# CLAUDE.md

This file provides guidance to Claude Code (claude.ai/code) when working with code in this repository.

## Project Overview

This repository contains infrastructure automation for deploying nginx-proxy-manager using Podman + Quadlet on Debian systems. The architecture uses rootless containers with systemd-based auto-start for production proxy workloads.

## System Architecture

The system is built on a three-layer architecture:

1. **Container Runtime**: Podman 5.4.2 running in rootless mode with pasta networking
2. **Orchestration**: Quadlet (systemd generator) managing container lifecycle
3. **Host System**: Debian 13 with optimized kernel parameters for proxy workloads

**Key Design Decisions**:
- Rootless containers for security isolation
- Quadlet over Docker Compose for systemd integration
- Kernel tuning specifically for high-connection proxy scenarios
- Auto-start without user login via systemd lingering

## Development Commands

### Container Management
```bash
# Check service status
systemctl --user status nginx-proxy-manager.service

# View logs in real-time
journalctl --user -u nginx-proxy-manager.service -f

# Container inspection
podman ps
podman logs nginx-proxy-manager
podman exec -it nginx-proxy-manager /bin/bash

# Force container recreation
systemctl --user stop nginx-proxy-manager.service
systemctl --user start nginx-proxy-manager.service
```

### Quadlet Configuration Testing
```bash
# Validate Quadlet syntax before applying
/usr/libexec/podman/quadlet --user --dryrun

# Reload systemd after Quadlet changes
systemctl --user daemon-reload
```

### System Diagnostics
```bash
# Check kernel parameters are applied
cat /proc/sys/net/ipv4/ip_unprivileged_port_start  # should be 80
cat /proc/sys/vm/swappiness                        # should be 10
cat /proc/sys/net/core/somaxconn                   # should be 65535

# Verify port bindings
ss -tlnp | grep ':80\|:81\|:443'

# Check lingering status
loginctl show-user admin | grep Linger
```

## Critical Configuration Files

### Quadlet Container Definition
Location: `~/.config/containers/systemd/nginx-proxy-manager.container`

This file defines the container specification in systemd-native format.

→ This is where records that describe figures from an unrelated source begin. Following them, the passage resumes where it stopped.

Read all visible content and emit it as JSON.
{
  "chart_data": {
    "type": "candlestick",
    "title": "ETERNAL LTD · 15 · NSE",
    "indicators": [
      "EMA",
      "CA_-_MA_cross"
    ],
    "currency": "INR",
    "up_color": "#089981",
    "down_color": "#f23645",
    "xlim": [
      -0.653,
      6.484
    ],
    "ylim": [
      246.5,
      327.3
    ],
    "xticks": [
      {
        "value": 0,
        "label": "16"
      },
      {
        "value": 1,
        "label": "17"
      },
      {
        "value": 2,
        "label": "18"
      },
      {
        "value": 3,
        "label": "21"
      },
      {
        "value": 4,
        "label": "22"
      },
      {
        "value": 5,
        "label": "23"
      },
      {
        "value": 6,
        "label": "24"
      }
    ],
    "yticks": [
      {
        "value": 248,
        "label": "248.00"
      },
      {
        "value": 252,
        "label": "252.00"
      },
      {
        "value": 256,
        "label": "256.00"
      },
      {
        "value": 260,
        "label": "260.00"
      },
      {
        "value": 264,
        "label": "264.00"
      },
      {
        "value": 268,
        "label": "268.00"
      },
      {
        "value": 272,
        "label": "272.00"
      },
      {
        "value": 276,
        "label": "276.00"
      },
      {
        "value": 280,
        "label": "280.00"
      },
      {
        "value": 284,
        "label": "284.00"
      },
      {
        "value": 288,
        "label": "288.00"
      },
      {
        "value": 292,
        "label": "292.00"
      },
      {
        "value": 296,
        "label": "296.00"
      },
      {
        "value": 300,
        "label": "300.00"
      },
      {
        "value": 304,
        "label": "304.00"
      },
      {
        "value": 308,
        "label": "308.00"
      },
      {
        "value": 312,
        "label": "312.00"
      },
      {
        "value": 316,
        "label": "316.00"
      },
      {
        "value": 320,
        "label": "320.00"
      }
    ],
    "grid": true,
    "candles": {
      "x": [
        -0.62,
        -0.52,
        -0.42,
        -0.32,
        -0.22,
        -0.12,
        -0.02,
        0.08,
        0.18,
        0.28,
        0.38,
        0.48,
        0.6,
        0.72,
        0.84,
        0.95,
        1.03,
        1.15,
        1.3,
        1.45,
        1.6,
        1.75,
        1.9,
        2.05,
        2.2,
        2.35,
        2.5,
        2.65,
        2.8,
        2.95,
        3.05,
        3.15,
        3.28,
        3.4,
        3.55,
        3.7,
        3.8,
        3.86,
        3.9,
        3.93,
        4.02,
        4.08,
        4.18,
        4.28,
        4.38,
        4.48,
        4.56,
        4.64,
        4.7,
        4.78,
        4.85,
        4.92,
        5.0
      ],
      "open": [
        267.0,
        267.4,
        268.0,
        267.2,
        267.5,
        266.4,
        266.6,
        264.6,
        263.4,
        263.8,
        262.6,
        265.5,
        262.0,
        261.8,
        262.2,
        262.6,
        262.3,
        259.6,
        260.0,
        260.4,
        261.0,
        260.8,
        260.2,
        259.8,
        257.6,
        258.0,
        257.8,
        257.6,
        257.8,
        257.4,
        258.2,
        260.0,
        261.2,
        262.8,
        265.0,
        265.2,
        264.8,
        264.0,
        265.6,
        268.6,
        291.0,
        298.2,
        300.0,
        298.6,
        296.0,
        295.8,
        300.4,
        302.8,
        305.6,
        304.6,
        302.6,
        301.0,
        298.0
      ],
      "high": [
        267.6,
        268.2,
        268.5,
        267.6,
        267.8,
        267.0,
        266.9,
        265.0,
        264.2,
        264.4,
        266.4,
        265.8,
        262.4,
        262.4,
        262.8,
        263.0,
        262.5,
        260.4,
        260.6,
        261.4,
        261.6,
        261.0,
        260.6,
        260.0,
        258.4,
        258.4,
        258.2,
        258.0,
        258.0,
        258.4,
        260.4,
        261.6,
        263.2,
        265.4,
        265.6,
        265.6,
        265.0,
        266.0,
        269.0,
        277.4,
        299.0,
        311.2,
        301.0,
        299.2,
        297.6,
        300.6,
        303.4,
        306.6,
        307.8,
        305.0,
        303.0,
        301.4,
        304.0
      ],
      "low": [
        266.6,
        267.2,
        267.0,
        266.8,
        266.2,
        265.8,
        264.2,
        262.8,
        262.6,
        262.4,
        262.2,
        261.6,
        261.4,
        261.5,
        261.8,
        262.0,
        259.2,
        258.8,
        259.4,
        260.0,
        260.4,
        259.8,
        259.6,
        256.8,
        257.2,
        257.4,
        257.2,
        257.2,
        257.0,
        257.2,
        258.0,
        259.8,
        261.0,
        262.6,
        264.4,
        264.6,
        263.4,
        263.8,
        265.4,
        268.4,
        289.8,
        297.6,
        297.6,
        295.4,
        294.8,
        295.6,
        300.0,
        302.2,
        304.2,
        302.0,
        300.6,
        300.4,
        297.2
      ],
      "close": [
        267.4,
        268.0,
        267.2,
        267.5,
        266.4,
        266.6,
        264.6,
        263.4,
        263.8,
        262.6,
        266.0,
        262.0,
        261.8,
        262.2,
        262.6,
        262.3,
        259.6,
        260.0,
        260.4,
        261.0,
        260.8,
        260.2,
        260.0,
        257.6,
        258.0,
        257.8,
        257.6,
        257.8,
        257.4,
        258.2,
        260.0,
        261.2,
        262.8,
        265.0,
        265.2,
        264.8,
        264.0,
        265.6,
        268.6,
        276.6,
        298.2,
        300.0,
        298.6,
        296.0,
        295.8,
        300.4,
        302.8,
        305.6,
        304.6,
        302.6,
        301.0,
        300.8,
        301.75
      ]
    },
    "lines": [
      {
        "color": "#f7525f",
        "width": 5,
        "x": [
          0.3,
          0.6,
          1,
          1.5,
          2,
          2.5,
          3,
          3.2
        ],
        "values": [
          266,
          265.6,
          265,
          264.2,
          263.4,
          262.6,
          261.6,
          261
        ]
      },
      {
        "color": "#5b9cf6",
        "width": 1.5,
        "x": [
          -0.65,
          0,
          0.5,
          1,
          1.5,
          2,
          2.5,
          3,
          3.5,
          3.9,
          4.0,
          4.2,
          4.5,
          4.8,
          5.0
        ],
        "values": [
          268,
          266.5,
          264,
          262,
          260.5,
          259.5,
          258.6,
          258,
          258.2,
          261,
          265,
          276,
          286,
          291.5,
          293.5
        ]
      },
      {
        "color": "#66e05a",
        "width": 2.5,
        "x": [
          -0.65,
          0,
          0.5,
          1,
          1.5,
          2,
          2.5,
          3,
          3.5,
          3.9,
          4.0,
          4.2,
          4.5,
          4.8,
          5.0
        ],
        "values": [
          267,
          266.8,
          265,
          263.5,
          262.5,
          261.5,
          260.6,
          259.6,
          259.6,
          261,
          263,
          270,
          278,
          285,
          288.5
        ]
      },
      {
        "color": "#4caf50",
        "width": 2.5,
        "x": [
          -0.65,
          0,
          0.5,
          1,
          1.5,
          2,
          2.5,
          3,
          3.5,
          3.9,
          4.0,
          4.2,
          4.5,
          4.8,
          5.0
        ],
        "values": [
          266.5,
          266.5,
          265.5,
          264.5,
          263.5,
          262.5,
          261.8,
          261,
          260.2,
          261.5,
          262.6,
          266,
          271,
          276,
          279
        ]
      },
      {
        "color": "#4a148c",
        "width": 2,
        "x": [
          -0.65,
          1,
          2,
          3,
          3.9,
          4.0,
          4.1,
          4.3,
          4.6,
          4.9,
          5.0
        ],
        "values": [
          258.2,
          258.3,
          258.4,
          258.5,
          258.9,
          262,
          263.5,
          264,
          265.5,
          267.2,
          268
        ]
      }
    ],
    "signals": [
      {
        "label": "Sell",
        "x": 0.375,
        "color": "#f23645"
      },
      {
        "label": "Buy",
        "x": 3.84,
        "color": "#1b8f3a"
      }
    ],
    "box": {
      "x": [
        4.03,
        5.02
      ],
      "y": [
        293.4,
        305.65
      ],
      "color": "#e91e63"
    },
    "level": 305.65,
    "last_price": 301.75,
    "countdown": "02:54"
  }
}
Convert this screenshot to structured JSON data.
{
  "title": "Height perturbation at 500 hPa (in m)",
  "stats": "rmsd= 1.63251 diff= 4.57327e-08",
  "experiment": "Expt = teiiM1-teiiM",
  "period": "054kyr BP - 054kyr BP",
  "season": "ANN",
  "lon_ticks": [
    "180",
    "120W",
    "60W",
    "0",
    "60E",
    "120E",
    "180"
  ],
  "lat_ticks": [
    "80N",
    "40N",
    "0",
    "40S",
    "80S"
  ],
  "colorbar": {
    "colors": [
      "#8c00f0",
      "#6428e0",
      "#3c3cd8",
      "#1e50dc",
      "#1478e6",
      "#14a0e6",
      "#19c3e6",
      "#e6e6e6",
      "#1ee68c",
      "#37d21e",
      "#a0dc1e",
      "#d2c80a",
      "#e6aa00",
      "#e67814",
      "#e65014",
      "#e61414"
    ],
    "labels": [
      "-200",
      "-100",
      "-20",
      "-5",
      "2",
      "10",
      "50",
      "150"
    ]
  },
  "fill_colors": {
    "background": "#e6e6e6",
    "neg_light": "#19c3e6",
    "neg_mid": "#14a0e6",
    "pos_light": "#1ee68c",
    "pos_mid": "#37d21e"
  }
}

Key settings:
- `PublishPort=80:80` requires `net.ipv4.ip_unprivileged_port_start=80`
- `AutoUpdate=registry` enables automatic image updates
- `WantedBy=default.target` enables boot-time auto-start

### Kernel Tuning
Location: `/etc/sysctl.d/99-container-tuning.conf`

Critical for rootless containers binding to privileged ports:
- `net.ipv4.ip_unprivileged_port_start=80` - enables port 80 binding without root
- `net.core.somaxconn=65535` - handles high connection loads
- `vm.swappiness=10` - prioritizes memory over swap for container performance

### systemd Resource Limits
Location: `/etc/systemd/system.conf.d/limits.conf`

Extends default systemd limits for container workloads.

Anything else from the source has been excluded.